Le JCPOA n'a pas supprimé toutes les sanctions secondaires. Bien qu'il ait mis fin aux dispositions de certains décrets, offrant la liberté aux particuliers étrangers d’exercer des activités commerciales plus librement avec l'Iran dans certains secteurs, il y a plusieurs sanctions secondaires qui ne sont pas couvertes par le JCPOA et qui demeurent en place. Des sanctions secondaires continuent de s'appliquer aux personnes non américaines qui font affaire avec des individus et des entités figurant sur ses listes de personnes désignées, y compris les Ressortissants spécifiquement désignés (SDN), les évadés de sanctions étrangères et les listes de sanctions de l’Iran concernant ceux qui ne sont pas Ressortissants spécifiquement désignés. Par exemple, les institutions financières étrangères qui, sciemment, facilitent les transactions avec les SDN iraniens sont toujours soumises à des sanctions secondaires.

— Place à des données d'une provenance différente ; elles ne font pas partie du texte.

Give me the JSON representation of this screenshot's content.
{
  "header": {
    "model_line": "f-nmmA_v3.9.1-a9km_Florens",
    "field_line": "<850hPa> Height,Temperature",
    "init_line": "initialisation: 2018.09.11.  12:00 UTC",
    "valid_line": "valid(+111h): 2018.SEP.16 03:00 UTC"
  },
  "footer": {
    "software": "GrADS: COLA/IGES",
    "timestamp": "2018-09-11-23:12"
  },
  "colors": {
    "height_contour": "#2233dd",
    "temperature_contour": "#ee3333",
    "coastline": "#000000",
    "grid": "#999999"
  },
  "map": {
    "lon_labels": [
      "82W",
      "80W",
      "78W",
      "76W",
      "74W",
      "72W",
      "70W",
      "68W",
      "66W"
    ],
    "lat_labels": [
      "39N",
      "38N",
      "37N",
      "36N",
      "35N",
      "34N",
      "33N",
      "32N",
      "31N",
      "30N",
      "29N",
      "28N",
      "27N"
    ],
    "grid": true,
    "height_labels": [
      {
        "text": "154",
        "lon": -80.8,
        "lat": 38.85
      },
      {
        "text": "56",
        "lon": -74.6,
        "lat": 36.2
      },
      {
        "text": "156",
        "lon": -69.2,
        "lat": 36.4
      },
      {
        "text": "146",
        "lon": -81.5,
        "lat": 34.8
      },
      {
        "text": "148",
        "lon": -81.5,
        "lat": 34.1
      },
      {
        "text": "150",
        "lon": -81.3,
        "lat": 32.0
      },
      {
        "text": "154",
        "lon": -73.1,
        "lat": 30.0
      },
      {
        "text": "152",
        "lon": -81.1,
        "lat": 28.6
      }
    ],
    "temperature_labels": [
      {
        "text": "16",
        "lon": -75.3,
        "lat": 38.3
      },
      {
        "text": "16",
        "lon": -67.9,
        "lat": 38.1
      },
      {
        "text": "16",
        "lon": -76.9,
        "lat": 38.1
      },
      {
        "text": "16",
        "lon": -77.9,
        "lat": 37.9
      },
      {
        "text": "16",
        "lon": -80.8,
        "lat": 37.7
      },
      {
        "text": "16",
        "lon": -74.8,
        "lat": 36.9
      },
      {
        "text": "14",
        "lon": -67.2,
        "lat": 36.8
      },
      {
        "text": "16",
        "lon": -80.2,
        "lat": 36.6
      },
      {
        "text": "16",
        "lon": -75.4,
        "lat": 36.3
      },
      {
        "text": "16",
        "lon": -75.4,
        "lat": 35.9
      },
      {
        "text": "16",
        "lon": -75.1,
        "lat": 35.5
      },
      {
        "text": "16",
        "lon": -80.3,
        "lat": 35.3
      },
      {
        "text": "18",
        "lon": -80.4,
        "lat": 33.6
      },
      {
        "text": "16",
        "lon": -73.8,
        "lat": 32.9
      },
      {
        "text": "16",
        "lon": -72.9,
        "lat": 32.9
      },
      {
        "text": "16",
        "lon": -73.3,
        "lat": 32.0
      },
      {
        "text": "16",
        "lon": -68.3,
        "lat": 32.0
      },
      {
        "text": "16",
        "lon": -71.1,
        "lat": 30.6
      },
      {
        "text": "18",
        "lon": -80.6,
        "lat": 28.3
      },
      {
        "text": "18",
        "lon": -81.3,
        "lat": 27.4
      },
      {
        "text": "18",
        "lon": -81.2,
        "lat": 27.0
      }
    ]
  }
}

De plus, le président et l'OFAC a le pouvoir de lister des personnes et des sociétés étrangères sur l'une des listes de personnes désignées ci-dessus. Par exemple, le lendemain de la mise en œuvre de l'allégement des sanctions en vertu du JCPOA, l'OFAC a répertorié onze personnes et entités. Si une personne ou une entité iranienne fait partie de l'une des nombreuses listes gouvernementales, alors les américains et, selon le programme, les personnes étrangères, ne sont pas autorisées à faire affaire avec ces personnes ou entités ni, incontestablement avec toute personne qui fait affaire avec ces personnes ou entités.

De plus, la désignation peut se faire dans le cadre de programmes de sanctions qui ne visent pas directement l'Iran, mais qui touchent souvent les entités et les individus iraniens, comme les programmes ciblant les proliférateurs d'armes de destruction massive, les partisans du terrorisme et les violateurs des droits de l’homme. Encore une fois, ces programmes restent en place même après le JCPOA.

Le président Trump a démontré son autorité et sa volonté d'agir dans le cadre de ces programmes. Il a répondu aux essais de missiles balistiques de portée moyenne effectués par l'Iran les 29 et 3 février en désignant 25 entités et individus en vertu des sanctions relatifs au terrorisme et aux armes de destruction massive. Ces personnes, apparemment affiliées aux pasdaran (CGRI), comprenaient un certain nombre d'acteurs non-iraniens, et certains en Chine, au Liban et aux Émirats arabes unis.

En outre, l'OFAC a clairement indiqué qu'elle continuerait à appliquer rigoureusement les sanctions existantes. Pour démontrer à quel point les États-Unis continueront de s'opposer à l'Iran, l'OFAC a récemment annoncé son plus grand règlement contre une institution non financière. L'organisation corporative chinoise connue collectivement sous le nom de ZTE, s'est mise en règle auprès de l'OFAC le 7 mars pour près de 1,2 milliard de dollars.

Doreen Edelman est une avocate spécialisée dans le droit commercial et co-leader de l'équipe commerciale mondiale de Baker Donelson. Elle a plus de 25 ans d'expérience dans le conseil aux entreprises sur l'importation et l'exportation, l'investissement étranger et l'expansion mondiale.